Faya Tess au temps des classiques

Chef d’œuvre du génie congolais, la rumba a rassemblé pendant un demi-siècle les mélomanes de toute l’Afrique qui de Nouakchott au Cap, dansaient sur les tubes de ses ténors. Voix de crooners, swing élégant, guitares en boucles, atmosphères jubilatoires…  la yuca* éternelle est à la fois fille du terroir et d’un grand métissage de son cubain, de jazz et de genres de la côte atlantique du continent.  Faya Tess en célèbre depuis 2014 les fastes avec la collection Au temps des classiques, rappel généreux et émouvant d’un style qui a été art du savoir vivre, cadre sonore d’une urbanisation frénétique rythmée par ses sébènes* en folie. Révélée au public international en 1987 suite à la parution de l’album Nadina, enregistré pour l’Afrisa International du Seigneur Rochereau, son mentor, et avec Mbilia Bel, la vocaliste originaire du Kasaï s’impose vite par les grâces d’une voix étendue, limpide et incandescente qui la propulsera au rang des meilleures mélodistes du continent. 

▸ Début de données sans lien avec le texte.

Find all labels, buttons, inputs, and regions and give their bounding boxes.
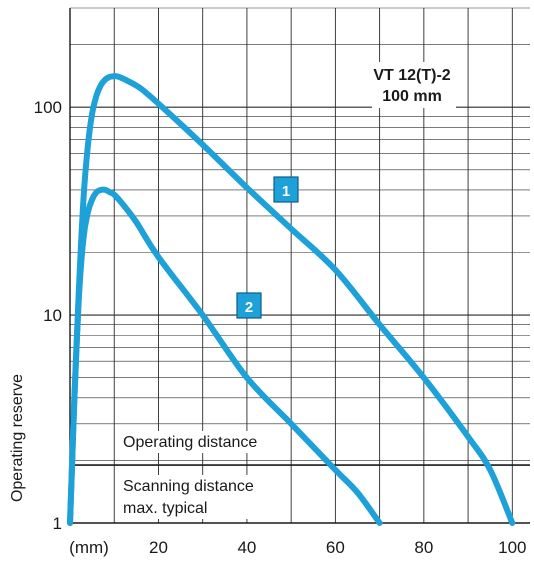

Appelée la sirène d’eau douce, Kishila Ngoy -c’est le vrai nom de l’artiste- entame au début du millénaire une carrière en solo et publie des albums de succès comme Sam Tora, Keba, Libala à temps plein, Désolée. Ses classes d’école avec Tabu Ley Rochereau -l’une des trois « cathédrales » de la musique congolaise avec Joseph Kabasele et Franco- et ses talents d’interprète extraordinaire la motivent à se lancer dans l’aventure d’Au temps des classiques. Les volumes 7 & 8 (Production & Distribution André Tetu), parus récemment, sont consacrés aux figures incontournables de la rumba, chanteurs au verbe poétique, ambianceurs hors pair et instrumentistes au doigté imparable : les Youlou Mabiala, Madilu System, Ntesa Dalienst, Papa Noël et autres Moutouari Kosmos, qui ont animé la scène unique et départagée par les eaux du Pool Malebo qui séparent Kinshasa et Brazzaville, les deux capitales les plus proches au monde. Un voyage retentissant de souvenirs et également une œuvre louable de conservation d’un patrimoine en péril. « Je me mets au temps des classiques pour montrer d’où on vient et où on veut aller », dit Faya Tess avant de poser devant le micro sa voix d’ange et convier son public au voyage dans la Belle époque

*On l’appelle ainsi du nom du grand tambour de la forêt équatoriale

*Le mot « sébène » vient de la déformation du mot anglais seven (sept), car il veut dire « accord de septième », qui marque le changement de rythme avec une exécution à la guitare longue et ouverte à l’improvisation.